Il existe toutefois des circonstances atténuantes. Tout d’abord, les résultats de Davos 2023 et de la réunion des ministres de la Défense de l’OTAN à Ramstein vendredi [20 janvier], ainsi que les conflits entre partis à Washington sur le budget et le plafond de la dette américaine, etc. poussent l’administration Biden à faire un choix entre une poursuite risquée de la confrontation avec la Russie ou le ralentissement du «gravy train» [= un moyen de gagner de l'argent rapidement, facilement et souvent de manière malhonnête] qui passe par l’Ukraine, en fixant leurs profits avec le retrait du projet. Pour le régime Zelensky, cela signifie que les belles choses de la vie pourraient bien toucher à leur fin.

La semaine dernière, l’influent quotidien russe Izvestia a publié un essai incisif de Viktor Medvedchuk,3 député et oligarque-politicien ukrainien chevronné (actuellement basé à Moscou), selon lequel «le processus a commencé» dans le démantèlement du régime de Kiev.

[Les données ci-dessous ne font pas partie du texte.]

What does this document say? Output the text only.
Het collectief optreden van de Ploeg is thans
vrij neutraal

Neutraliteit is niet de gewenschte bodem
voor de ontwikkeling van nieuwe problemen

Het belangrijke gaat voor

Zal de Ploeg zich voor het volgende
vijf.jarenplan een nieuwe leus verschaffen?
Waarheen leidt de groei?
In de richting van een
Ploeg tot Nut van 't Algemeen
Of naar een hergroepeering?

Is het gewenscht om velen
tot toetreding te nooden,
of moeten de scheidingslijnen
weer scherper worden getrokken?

Medvedchuk nous rappelle «une tendance intéressante» dans la politique ukrainienne. Le président Porochenko avait promis la paix avec la Russie en une semaine, mais une fois au pouvoir, il n’a pas respecté les accords de Minsk et a «lamentablement perdu les élections suivantes». Il a été remplacé par Volodymyr Zelensky, qui avait également promis un règlement avec la Russie dans le Donbass, mais qui est devenu à la place «la personnification de la guerre». C’est-à-dire que l’on «promet la paix au peuple ukrainien, puis on le trompe». La presse occidentale a occulté le fait que la base de soutien de Zelensky est réduite et qu’il existe une majorité silencieuse qui aspire à la paix.

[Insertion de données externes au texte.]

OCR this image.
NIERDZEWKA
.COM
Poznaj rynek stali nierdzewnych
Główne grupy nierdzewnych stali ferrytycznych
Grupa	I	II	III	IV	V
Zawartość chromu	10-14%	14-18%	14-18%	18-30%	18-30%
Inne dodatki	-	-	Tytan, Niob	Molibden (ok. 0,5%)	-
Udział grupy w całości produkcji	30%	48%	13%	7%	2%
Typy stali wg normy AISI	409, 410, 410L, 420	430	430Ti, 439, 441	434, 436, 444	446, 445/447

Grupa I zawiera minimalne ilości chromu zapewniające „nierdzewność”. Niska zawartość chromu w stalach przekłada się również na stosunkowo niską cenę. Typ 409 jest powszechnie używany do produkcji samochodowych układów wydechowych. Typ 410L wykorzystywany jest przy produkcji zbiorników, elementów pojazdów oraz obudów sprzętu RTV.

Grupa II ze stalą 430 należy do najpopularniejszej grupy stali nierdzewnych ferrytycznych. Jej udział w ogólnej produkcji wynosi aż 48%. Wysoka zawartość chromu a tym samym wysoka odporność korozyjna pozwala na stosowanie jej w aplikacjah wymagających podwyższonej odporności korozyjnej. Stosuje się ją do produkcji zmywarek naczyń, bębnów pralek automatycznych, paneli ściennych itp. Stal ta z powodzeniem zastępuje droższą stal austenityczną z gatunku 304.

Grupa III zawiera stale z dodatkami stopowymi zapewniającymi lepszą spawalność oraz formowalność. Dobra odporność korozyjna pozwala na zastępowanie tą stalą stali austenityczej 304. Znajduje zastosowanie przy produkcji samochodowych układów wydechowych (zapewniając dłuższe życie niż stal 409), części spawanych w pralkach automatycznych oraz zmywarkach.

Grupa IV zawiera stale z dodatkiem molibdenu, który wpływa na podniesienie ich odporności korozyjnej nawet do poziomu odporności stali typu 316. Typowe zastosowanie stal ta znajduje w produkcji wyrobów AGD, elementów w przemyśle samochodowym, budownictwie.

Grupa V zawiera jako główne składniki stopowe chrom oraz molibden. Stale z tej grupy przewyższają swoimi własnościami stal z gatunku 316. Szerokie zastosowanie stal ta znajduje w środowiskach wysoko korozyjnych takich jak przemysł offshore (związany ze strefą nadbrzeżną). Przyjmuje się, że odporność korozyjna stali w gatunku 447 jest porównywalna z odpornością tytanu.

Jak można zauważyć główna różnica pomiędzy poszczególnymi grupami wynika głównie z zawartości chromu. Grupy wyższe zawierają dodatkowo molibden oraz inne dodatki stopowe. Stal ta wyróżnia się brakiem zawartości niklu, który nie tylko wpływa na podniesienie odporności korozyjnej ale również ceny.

La mort du ministre de l’Intérieur, Denys Monastyrsky, un collaborateur de longue date de Zelensky, et de son premier adjoint, Yevgeny Enin, dans un accident d’hélicoptère à Kiev il y a une semaine dans des circonstances mystérieuses, suscite des interrogations car les milices néonazies ukrainiennes opèrent à partir de son ministère. Un jour plus tôt, la démission surprise du principal conseiller de Zelensky, Alexey Arestovich, pour avoir prétendument jeté le discrédit sur l’armée ukrainienne, a eu lieu.

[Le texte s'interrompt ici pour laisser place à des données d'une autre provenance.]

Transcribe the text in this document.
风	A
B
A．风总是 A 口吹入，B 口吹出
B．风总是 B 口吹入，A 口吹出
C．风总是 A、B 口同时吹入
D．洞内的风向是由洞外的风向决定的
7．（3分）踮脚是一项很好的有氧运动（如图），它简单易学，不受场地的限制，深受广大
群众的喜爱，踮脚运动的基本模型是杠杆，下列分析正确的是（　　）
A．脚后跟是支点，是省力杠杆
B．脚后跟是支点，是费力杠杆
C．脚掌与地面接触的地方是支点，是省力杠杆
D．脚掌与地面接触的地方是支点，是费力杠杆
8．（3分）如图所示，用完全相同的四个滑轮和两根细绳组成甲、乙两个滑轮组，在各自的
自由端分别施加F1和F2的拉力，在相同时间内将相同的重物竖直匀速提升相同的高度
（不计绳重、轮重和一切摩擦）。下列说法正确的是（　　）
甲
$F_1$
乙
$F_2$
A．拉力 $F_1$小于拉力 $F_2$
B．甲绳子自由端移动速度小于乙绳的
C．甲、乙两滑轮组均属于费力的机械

Depuis lors, dans des interviews télévisées, Arestovich a fait part de ses doutes sur la conduite de la guerre. Ensuite, il y a eu le meurtre de Denis Kireev, qui était un participant important aux pourparlers de paix de mars avec la Russie. Un important remaniement du personnel a eu lieu aujourd’hui,4 à la suite d’accusations de corruption, impliquant jusqu’à présent un procureur général adjoint, le chef adjoint du bureau du président, le ministre adjoint de la défense et cinq gouverneurs régionaux.

Au-delà de cette fluidité à Kiev, il y a un autre facteur à prendre en compte – la politique intérieure américaine à l’approche des élections de 2024. Les Républicains insistent pour qu’un audit des dizaines de milliards de dollars dépensés pour l’Ukraine – 110 milliards de dollars rien qu’en aide militaire – soit réalisé afin de rendre l’administration Biden responsable. Le chef de la CIA, William Burns, a effectué une visite non annoncée à Kiev, apparemment pour faire passer le message que les livraisons d’armes américaines au-delà de juillet pourraient devenir problématiques.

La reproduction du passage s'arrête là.